# Tutorial: Morgan Fingerprints
Morgan fingerprints are commonly used in cheminformatics to represent the topology of the molecule in a hashed fixed length vector. More information on the construction of Morgan fingerprints and how to use them with RDKit can be found below:

   - DOI: 10.1021/ci100050t    
   - [RDKit Morgan Fingerprints](http://rdkit.org/docs/GettingStartedInPython.html#morgan-fingerprints-circular-fingerprints "RDKit Morgan Fingerprints")

We begin by importing the Morgan Fingerpint bit vector constructor from `chemreps.fingerprints`

In [None]:
from chemreps.fingerprints import morganfp  # RDKit dependency
import pandas as pd
import numpy as np
import glob
import sys

np.set_printoptions(threshold=sys.maxsize)

As an example, we will build a Morgan fingerprint bit vector for butane. The data set that we will be using can be found in the data directory of this repository. If you cloned this repository locally, then you should be able to set the path as '../data/sdf/'.

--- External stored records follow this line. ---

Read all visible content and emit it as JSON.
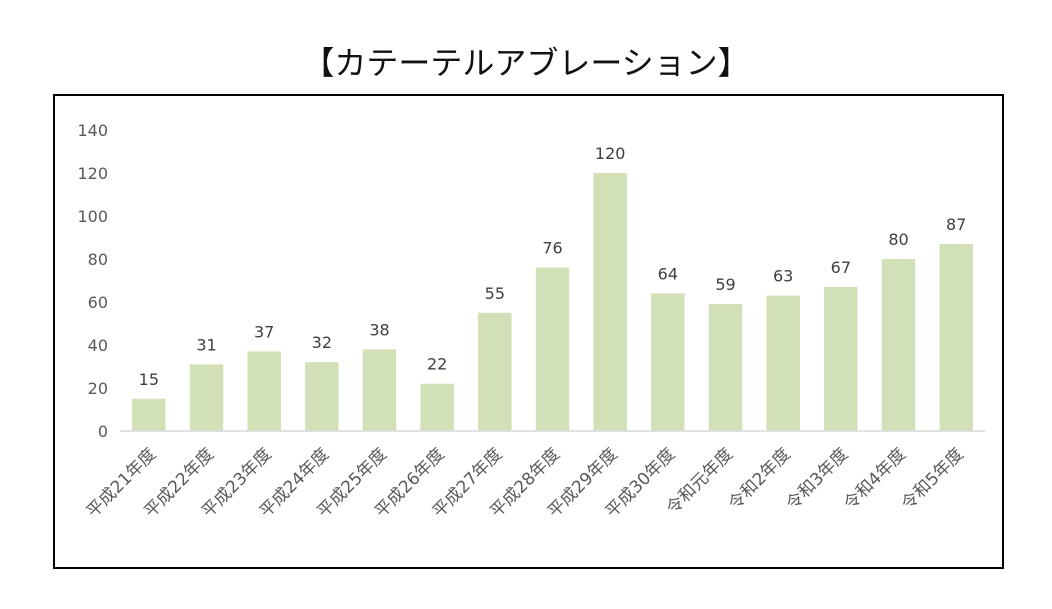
{
  "chart_data": {
    "type": "bar",
    "title": "【カテーテルアブレーション】",
    "categories": [
      "平成21年度",
      "平成22年度",
      "平成23年度",
      "平成24年度",
      "平成25年度",
      "平成26年度",
      "平成27年度",
      "平成28年度",
      "平成29年度",
      "平成30年度",
      "令和元年度",
      "令和2年度",
      "令和3年度",
      "令和4年度",
      "令和5年度"
    ],
    "values": [
      15,
      31,
      37,
      32,
      38,
      22,
      55,
      76,
      120,
      64,
      59,
      63,
      67,
      80,
      87
    ],
    "ylim": [
      0,
      140
    ],
    "yticks": [
      0,
      20,
      40,
      60,
      80,
      100,
      120,
      140
    ],
    "xlabel": "",
    "ylabel": "",
    "grid": false,
    "data_labels": true,
    "bar_color": "#d2e0b8",
    "axis_color": "#d9d9d9"
  }
}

To create the bit vector, the sdf or mol file containing coordinates and connectivity is passed to the `morganfp` function. Additionally, the size of the radius which controls the size of the atom environment (radius of 2 bonds = diameter of 4 bonds) and the number of bits (the size of the hash) in the vector can be changed by manipulating `radius` and `nbits`.

If we want to recreate the common ECFP4 (diameter of 4 bonds) representation below we need a radius of 2 and 1024 bits.

In [None]:
mfile = '../data/sdf/butane.sdf'
fp = morganfp(mfile, radius=2, nBits=1024)

The bit vector we have now created is stored in the variable `fp`.

In [None]:
print(fp)

## Make representations for multiple molecules
Disclaimer: There may be better ways to accomplish the same objective. You are welcome to use your method as well as submit a issue/PR if you think we should use that method

To make representations for all the molecules in our directory we are going to need to use `glob` and `pandas`. To find out more about these libraries you can go to the [glob documentation](https://docs.python.org/3/library/glob.html) or [10 Minutes to pandas](https://pandas.pydata.org/pandas-docs/stable/getting_started/10min.html). We are going to first create an empty list called `rep_list` in which we will store information such as the filename and the representation. Next we loop over all of the files in the directory using glob to match our pattern (eg. we want all sdf files from our data/sdf/ directory). In this loop we use the same method as above in order to make our representations. We store the name of the file and the representation in a dictionary that is then appended to our rep_list. Once the loop is complete, we store the information in a pandas dataframe.


In [None]:
dataset = '../data/sdf/'

rep_list = []
for i in sorted(glob.iglob(dataset + '/*')):
    fname = i
    print(fname)
    rep = morganfp(mfile, radius=2, nBits=1024)
    dict1 = {}
    dict1.update({'Name': fname})
    dict1.update({'Rep': rep})
    rep_list.append(dict1)

df = pd.DataFrame(rep_list, columns=['Name', 'Rep'])
df

Once our representation information is stored in the pandas dataframe, we can use numpy in order to make an array of our representations that we can finally pass to our machine learning method.

In [None]:
reps = np.asarray(df['Rep'])
reps